Introdução
A pandemia da covid-19 legou efeitos dramáticos sobre todos os aspectos da organização social, impondo a diversas práticas a necessidade de importantes adaptações e limitações em nome da vida. A prática psicanalítica inscreve-se entre as atividades atingidas por essa crise global. No contexto deste cenário, os autores deste artigo reuniram-se a partir do dispositivo do cartel, tendo no lugar de +1, o psicanalista Benoît Pascal Rémi Le Bouteiller, para colocar em questão a clínica no isolamento social, estando o próprio cartel submetido a tais condições de trabalho, isto é, constituído e sustentado de maneira on-line.
Neste contexto de grandes incertezas e perdas, ainda se mostra atual o texto quase centenário O mal-estar na civilização, em que Freud ([1930] 1974) enumera as formas de sofrimento a que os sujeitos estão submetidos. Entre essas formas, ele cita o decorrente do nosso corpo “condenado à decadência e à dissolução” (Freud [1930] 1974, p. 95). Essa condição se apresenta agora exposta de forma crua, desvelada pela possibilidade de perdermos tanto a nossa vida quanto a de quem amamos.
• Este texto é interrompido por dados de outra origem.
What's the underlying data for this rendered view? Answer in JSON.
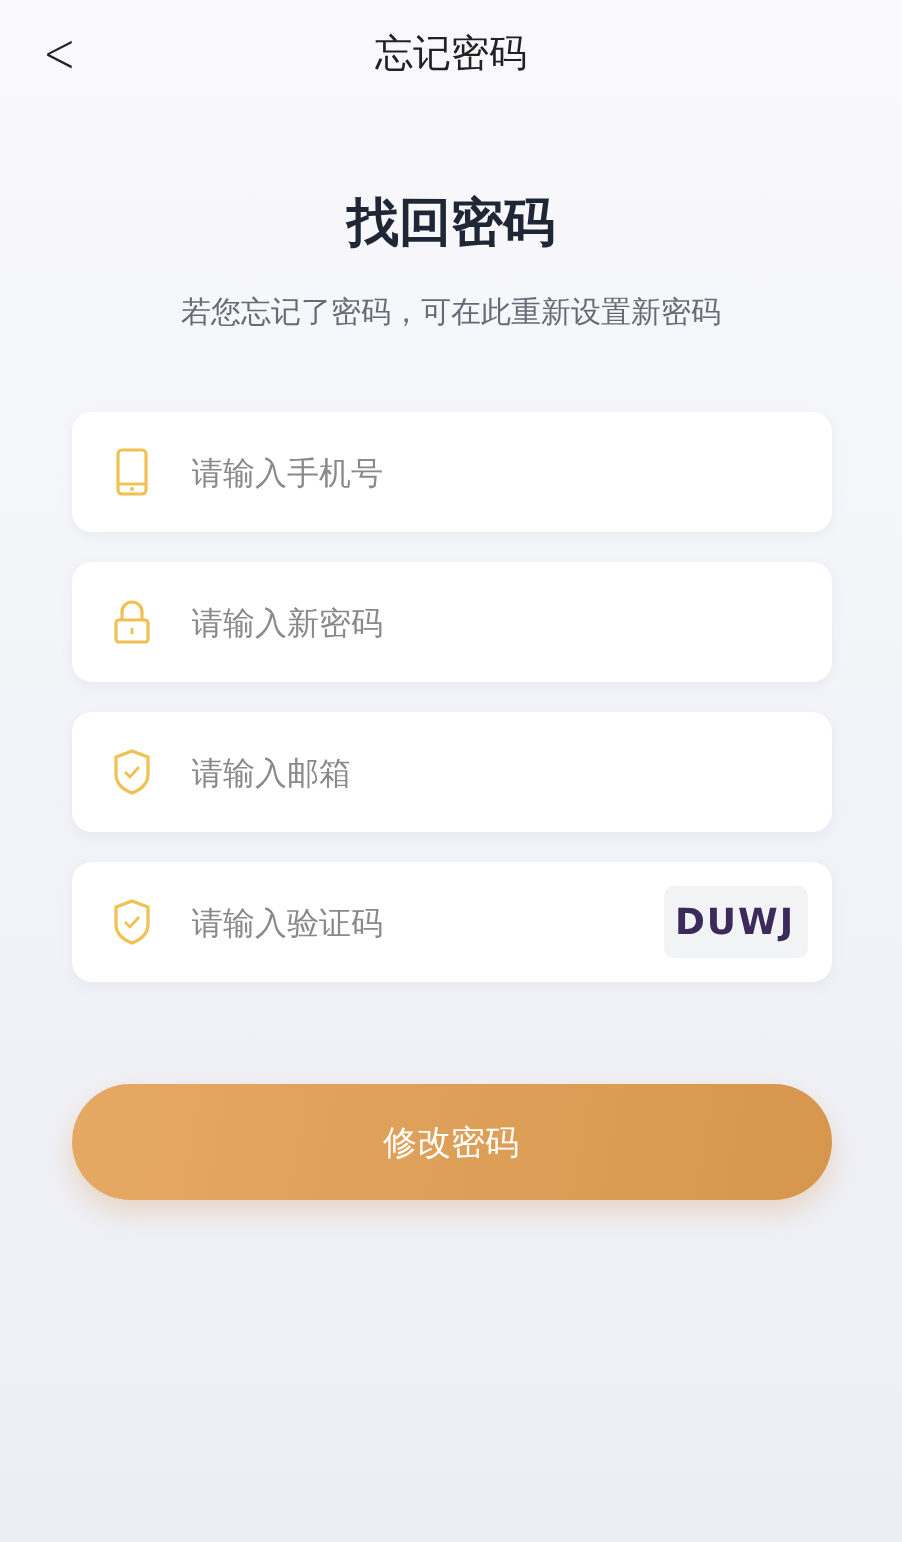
{
  "header": {
    "back": "<",
    "title": "忘记密码"
  },
  "heading": "找回密码",
  "subtitle": "若您忘记了密码，可在此重新设置新密码",
  "fields": [
    {
      "kind": "phone",
      "placeholder": "请输入手机号"
    },
    {
      "kind": "lock",
      "placeholder": "请输入新密码"
    },
    {
      "kind": "shield",
      "placeholder": "请输入邮箱"
    },
    {
      "kind": "shield",
      "placeholder": "请输入验证码",
      "captcha": "DUWJ"
    }
  ],
  "submit": "修改密码"
}
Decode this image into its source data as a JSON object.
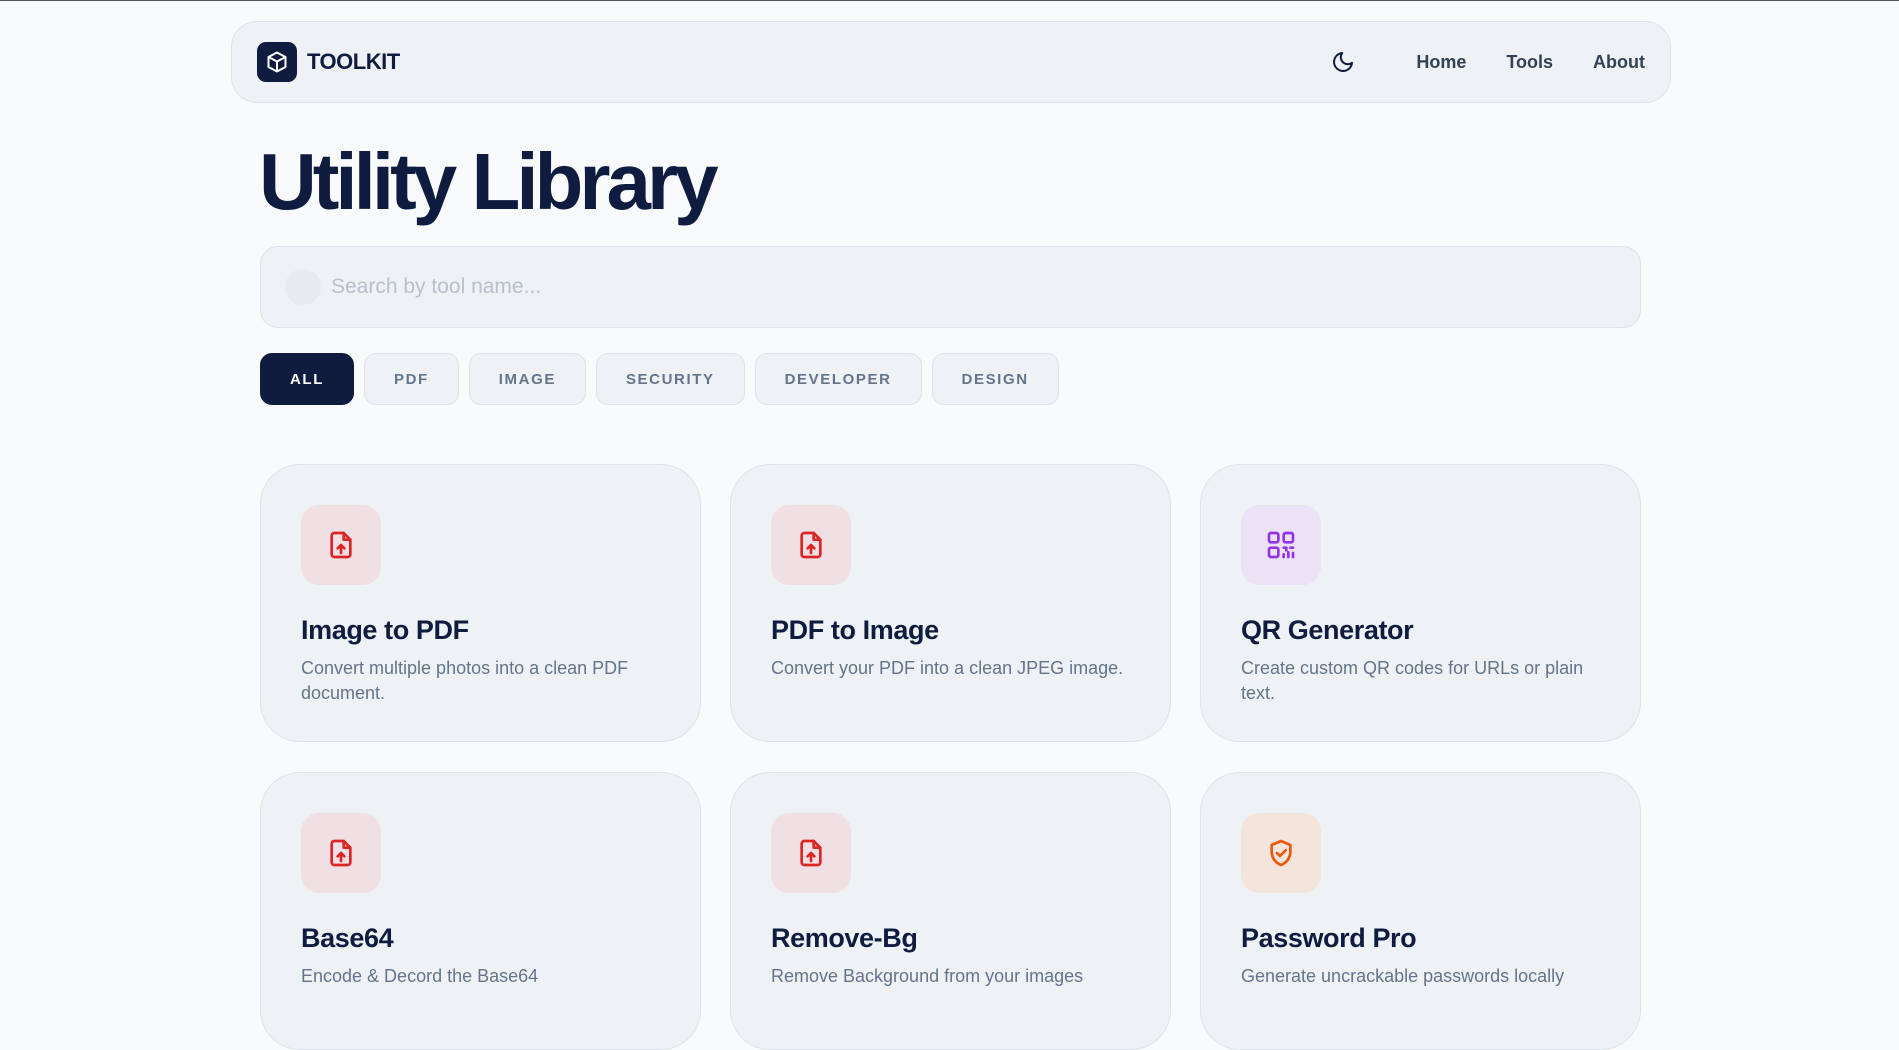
{
  "brand": {
    "name": "TOOLKIT"
  },
  "nav": {
    "theme_toggle_icon": "moon-icon",
    "links": [
      "Home",
      "Tools",
      "About"
    ]
  },
  "page": {
    "title": "Utility Library"
  },
  "search": {
    "placeholder": "Search by tool name..."
  },
  "filters": {
    "active": "ALL",
    "items": [
      "ALL",
      "PDF",
      "IMAGE",
      "SECURITY",
      "DEVELOPER",
      "DESIGN"
    ]
  },
  "tools": [
    {
      "title": "Image to PDF",
      "description": "Convert multiple photos into a clean PDF document.",
      "icon": "file-upload-icon",
      "icon_color": "#dc2626",
      "icon_bg": "#f1e0e3"
    },
    {
      "title": "PDF to Image",
      "description": "Convert your PDF into a clean JPEG image.",
      "icon": "file-upload-icon",
      "icon_color": "#dc2626",
      "icon_bg": "#f1e0e3"
    },
    {
      "title": "QR Generator",
      "description": "Create custom QR codes for URLs or plain text.",
      "icon": "qr-code-icon",
      "icon_color": "#9333ea",
      "icon_bg": "#ebe2f6"
    },
    {
      "title": "Base64",
      "description": "Encode & Decord the Base64",
      "icon": "file-upload-icon",
      "icon_color": "#dc2626",
      "icon_bg": "#f1e0e3"
    },
    {
      "title": "Remove-Bg",
      "description": "Remove Background from your images",
      "icon": "file-upload-icon",
      "icon_color": "#dc2626",
      "icon_bg": "#f1e0e3"
    },
    {
      "title": "Password Pro",
      "description": "Generate uncrackable passwords locally",
      "icon": "shield-check-icon",
      "icon_color": "#ea580c",
      "icon_bg": "#f3e5dc"
    }
  ]
}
Ainda nesse texto, ele nos lembra que nunca seremos capazes de dominar completamente a natureza e o nosso corpo, que somos finitos em nossa capacidade de adaptação. Assim, nos vemos diante das limitações físicas, das nossas incapacidades de lidar com a natureza, e cara a cara com a possibilidade da morte. Morte que não pode ser olhada de frente, mas que, todos os dias, comparece de forma massiva pelo ciframento em números e gráficos, cujo luto pode ser dificultado pela supressão dos ritos fúnebres em função das demandas sanitárias vigentes.
Sobre a psicanálise em contextos tão específicos, Jorge Broide, ao prefaciar o livro As clínicas públicas de Freud, de Elizabeth Ann Danto (2019), menciona que os antecessores da psicanálise, inclusive o próprio Freud, não temeram inventar dispositivos para as “psicanálises nas situações sociais críticas”. E acrescenta:
Nesse processo havia muito debate sobre como abordar as questões e a construção de diferentes dispositivos, mas em nenhum momento do livro surgem expressões tais como “isso não é psicanálise” ou “isso não é clínica”. Ia-se ao campo e debatia-se com profundidade (Broide, 2019, p. 7).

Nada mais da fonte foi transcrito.